Well, at least that's what's happened to me. I thought I'd share some of my odder moments with you from the last couple of months.
Our three year old daughter needed to wear an eye patch a couple of months ago. It was only a transitory stage and therefore the opthalmology department provided us with a box of the adhesive patches.
Getting her to wear them was a bit of a struggle. Not least because they really were quite adhesive and therefore getting them off was a bit of a struggle.
I therefore volunteered to wear on as 'Daddy Pirate', so that 'Baby Pirate' (three year old) would wear one too. This went on for three days before she finally got the hang of wearing one.
It's really very difficult only having one eye. I obviously didn't drive wearing the patch but I did pretty much everything else. Luckily enough it was over the period of a few days when I didn't need to go anywhere and we didn't need any shopping.
Aiming at the toilet was such an issue that I decided to sit down every time.
Chopping things in the kitchen was a bit of a worry. So much so that I banned anyone being to the left of me while I was preparing dinner.
I found myself sitting at the opposite end of the sofa to normal in order that I could see the tv better.
When I had finally finished with the eye patch I found myself squinting for quite a few days afterwards too.
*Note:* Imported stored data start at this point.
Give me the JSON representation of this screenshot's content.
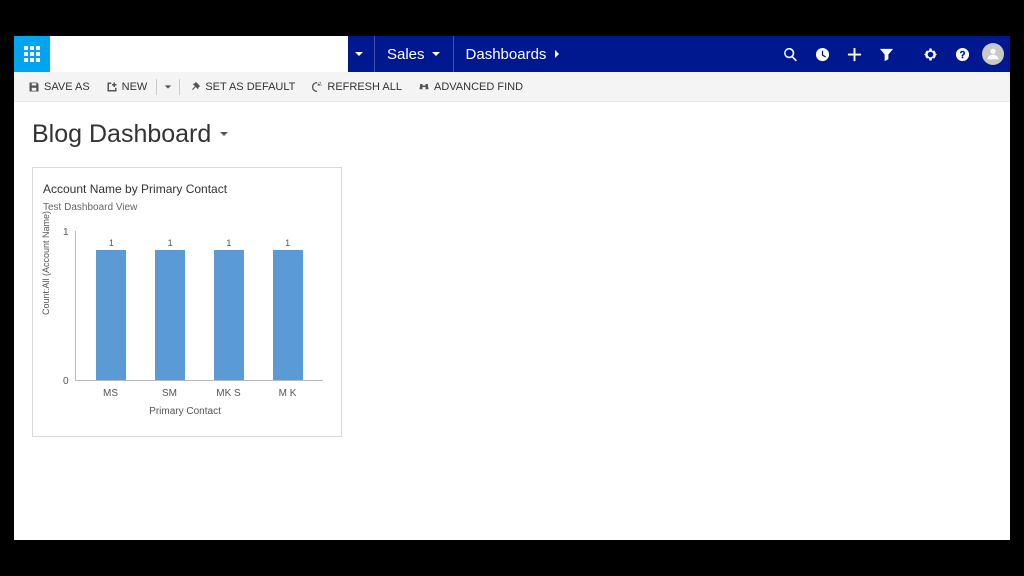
{
  "nav": {
    "area": "Sales",
    "subarea": "Dashboards"
  },
  "cmd": {
    "saveas": "SAVE AS",
    "new": "NEW",
    "setdefault": "SET AS DEFAULT",
    "refresh": "REFRESH ALL",
    "advfind": "ADVANCED FIND"
  },
  "page": {
    "title": "Blog Dashboard"
  },
  "card": {
    "title": "Account Name by Primary Contact",
    "subtitle": "Test Dashboard View"
  },
  "chart_data": {
    "type": "bar",
    "categories": [
      "MS",
      "SM",
      "MK S",
      "M K"
    ],
    "values": [
      1,
      1,
      1,
      1
    ],
    "title": "Account Name by Primary Contact",
    "xlabel": "Primary Contact",
    "ylabel": "Count:All (Account Name)",
    "ylim": [
      0,
      1
    ],
    "yticks": [
      0,
      1
    ]
  }
}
Still, our daughter took to the patches for the period she needed to. Job done!
Tigers feature prominently in our daughter's and my games.
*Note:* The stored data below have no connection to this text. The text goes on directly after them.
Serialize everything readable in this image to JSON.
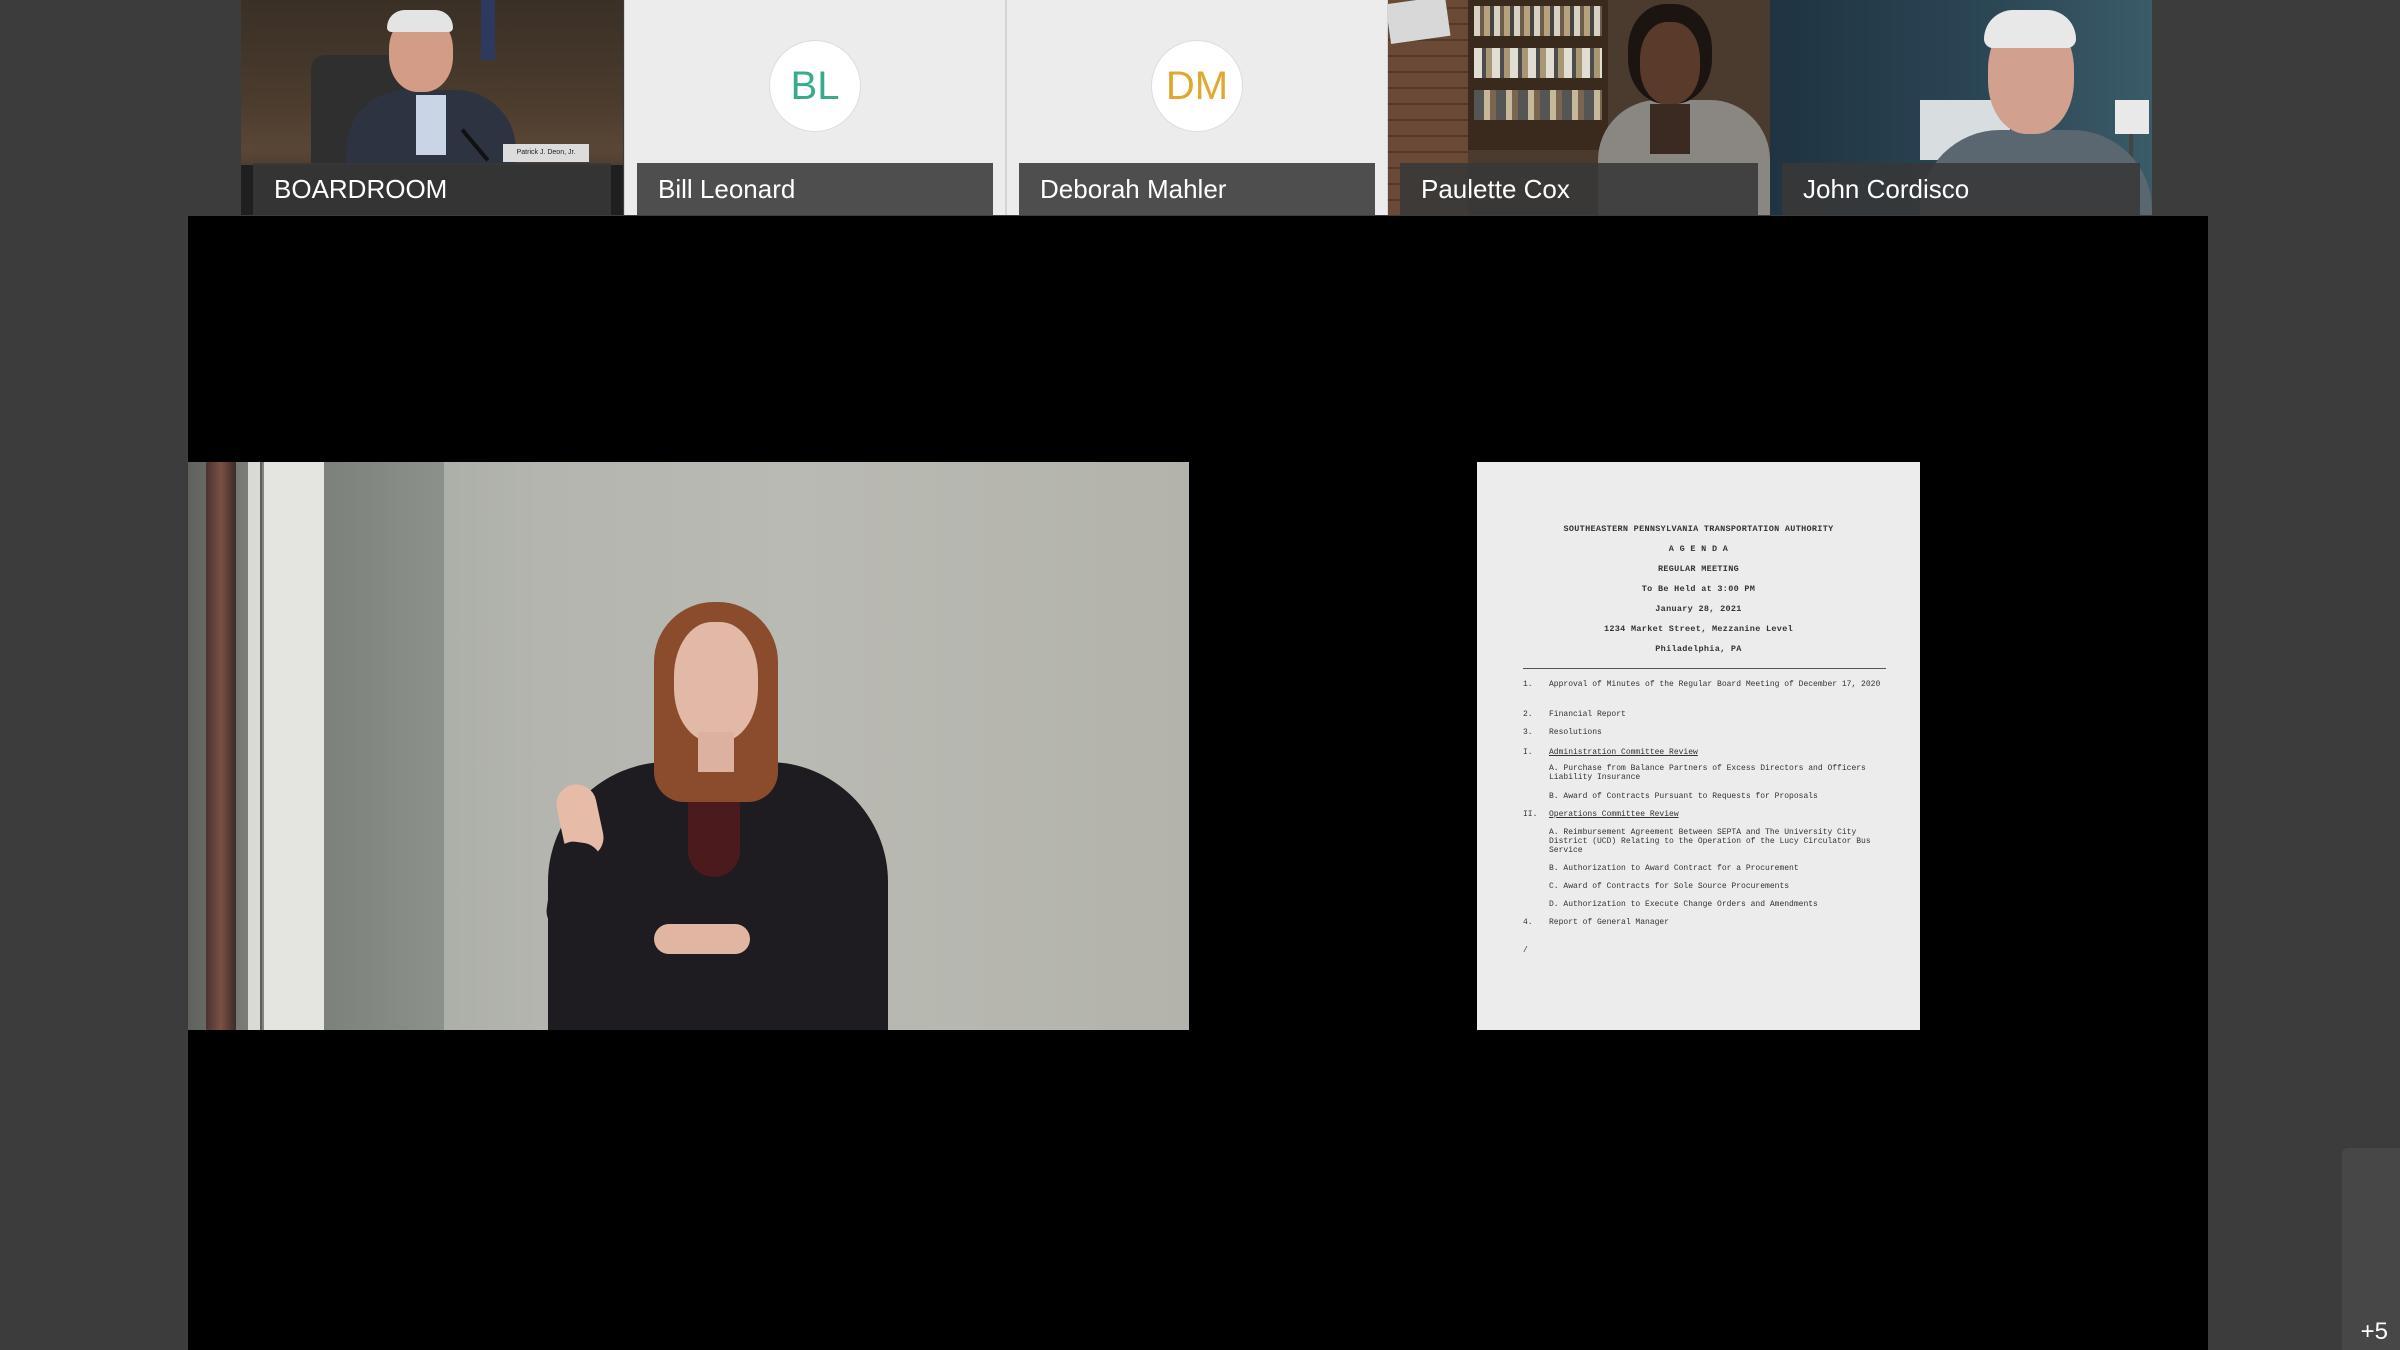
{
  "participants": [
    {
      "name": "BOARDROOM",
      "type": "video"
    },
    {
      "name": "Bill Leonard",
      "type": "avatar",
      "initials": "BL",
      "initials_color": "#3aaa8c"
    },
    {
      "name": "Deborah Mahler",
      "type": "avatar",
      "initials": "DM",
      "initials_color": "#e0a82e"
    },
    {
      "name": "Paulette Cox",
      "type": "video"
    },
    {
      "name": "John Cordisco",
      "type": "video"
    }
  ],
  "boardroom_nameplate": "Patrick J. Deon, Jr.",
  "overflow_badge": "+5",
  "shared_document": {
    "header": [
      "SOUTHEASTERN PENNSYLVANIA TRANSPORTATION AUTHORITY",
      "A G E N D A",
      "REGULAR MEETING",
      "To Be Held at 3:00 PM",
      "January 28, 2021",
      "1234 Market Street, Mezzanine Level",
      "Philadelphia, PA"
    ],
    "items": [
      {
        "num": "1.",
        "text": "Approval of Minutes of the Regular Board Meeting of December 17, 2020"
      },
      {
        "num": "2.",
        "text": "Financial Report"
      },
      {
        "num": "3.",
        "text": "Resolutions"
      },
      {
        "num": "I.",
        "text": "Administration Committee Review",
        "underline": true
      },
      {
        "num": "",
        "text": "A.   Purchase from Balance Partners of Excess Directors and Officers Liability Insurance",
        "indent": true
      },
      {
        "num": "",
        "text": "B.   Award of Contracts Pursuant to Requests for Proposals",
        "indent": true
      },
      {
        "num": "II.",
        "text": "Operations Committee Review",
        "underline": true
      },
      {
        "num": "",
        "text": "A.   Reimbursement Agreement Between SEPTA and The University City District (UCD) Relating to the Operation of the Lucy Circulator Bus Service",
        "indent": true
      },
      {
        "num": "",
        "text": "B.   Authorization to Award Contract for a Procurement",
        "indent": true
      },
      {
        "num": "",
        "text": "C.   Award of Contracts for Sole Source Procurements",
        "indent": true
      },
      {
        "num": "",
        "text": "D.   Authorization to Execute Change Orders and Amendments",
        "indent": true
      },
      {
        "num": "4.",
        "text": "Report of General Manager"
      },
      {
        "num": "",
        "text": "/"
      }
    ]
  }
}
She likes to hide from them. Generally under the counterpain from the bed. Which is fun. For about 10 seconds, then it's hot and claustrophobic and can go on for 10 minutes sometimes.
We also hunt tigers.
This is often done with a light sabre (it's the only thing we have that resembles a sword). No one tell our son, he does't know we play with his light sabre while he's out at school.
Our daughter and I tiptoe quietly upstairs looking for said tiger. I then scream, make her jump and run back downstairs with her flying after me, laughing hysterically.
This game is currently banned since one of those downstair flights too two big chunks out of the plaster on the wall of our stairs. The conversation explaining what had happened to J when he came home was a bit a terse one.
We hunt tigers when we go for a walk too. Our little girl looks behind trees, in bushes and finds the biggest stick she can both find and carry to use as defence against the lurking tigers.
Need to get her and the dog home quickly? Just shout "the tigers are after us," consequently she and her best friend, the dog, run helter skelter for home.
Advent had a big cat theme last year too.
Our three year old daughter entered the kitchen. "Daddy you're Santa!"
"Ho! Ho! Ho!" I fell into the role immediately.
"Nooo! You're Lion Santa!" Our little girl hadn't finished her sentence.
"Ho! Ho! Ho! ROAR!" I complied with my character's new instruction.
"Now chase me!" She screamed.
So I chase our daughter around the house shouting "ROAAARR Ho! Ho! Ho!"
Our son is reading on the sofa. Each time we pass he looks up and just says "Random!" And then goes back to his books.
Random. That's a pretty good description of what I end up doing to entertain our children.